Falling margins, rising maintenance
A busy season of refinery turnarounds is about to weaken crude demand, again
Refining margins are weakening, inventories are brimming and, to make things worse, this year's maintenance season looks like it will be especially busy. All things being equal, it means the crude oil glut has some way to go in the first half of the year.
Global refinery runs are already on their way down. They fell by 1.3m barrels a day in January, down to 79.8m b/d, according to the International Energy Agency, buckling under the pressure of lower margins and the onset of seasonal maintenance in the US. In February, runs will likely remain flat, but fall again, by 0.6m b/d, in March, the agency says. Global crude stocks are expected to rise, testing inventory tank tops. In the US, crude stocks at Cushing have already reached about 90% of tank capacity.
The biggest short-term culprit is turnarounds - when a refinery schedules an entire processing unit to be taken offline for maintenance. Energy Aspects, a consultancy, expects 5.2m b/d of global processing capacity to be offline in this way in March. In December, just 3.56m b/d was undergoing maintenance. North America and Asia will each take off almost 1.5m b/d of capacity, while European maintenance will account for another 1.2m b/d. Global turnarounds will then fall in April, to 4.7m b/d, and May (2.8m b/d) before rising again in June, to almost 3.2m b/d.

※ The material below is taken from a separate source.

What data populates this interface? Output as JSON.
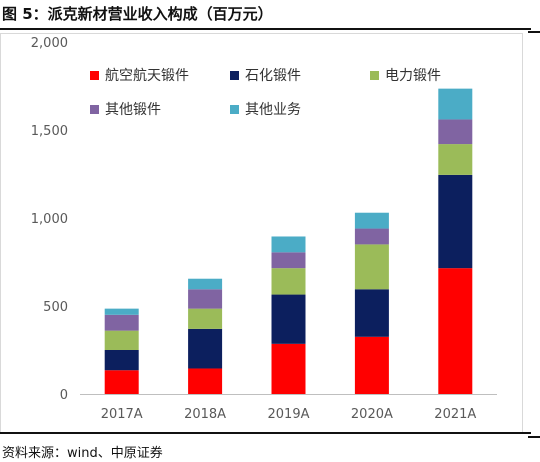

But things will improve. Refinery runs will rise by 300,000 b/d in Q2, to 78.2m b/d and peak at 79.5m b/d in Q3 - a year-on-year gain of 0.5m b/d. Even in Q4, when seasonal maintenance will start up again, the consultancy expects runs of 78.8m b/d, or 0.8m b/d than in Q4 2015. In the US, margins at Midwest refineries were negative at the beginning of February. This has led to an increase in planned maintenance works. Others may decide to use the dip in margins to rush in their own turnarounds.
BNP Paribas estimates that US cracking margins fell to about $5 a barrel for the week ending 5 February, from $10.20/b seen in Q3 2015. Brent cracking margins fell to just $3/b, down from almost $7/b. Energy Aspects say worse is in store, with the latter expected to come in at $1.50/b this quarter, before rising to $5/b and $5.50/b in the second and third quarters. They could be back down to $1/b by the end of the year, if crude prices rise.
If US refiners respond by taking more capacity offline - beyond the 1.1m to be lost in turnarounds in April - crude will pour into storage again, lifting Cushing's utilisation to a "clearly unsustainable" level of 94%, says Energy Aspects. Some spare capacity is needed for operational purpose.
US commercial stocks sat at 502m barrels in early February. Despite a 0.8m barrel draw a week earlier, that left it "near levels not seen for this time of year in at least the last 80 years", says the Energy Information Administration, a division of the Department of Energy.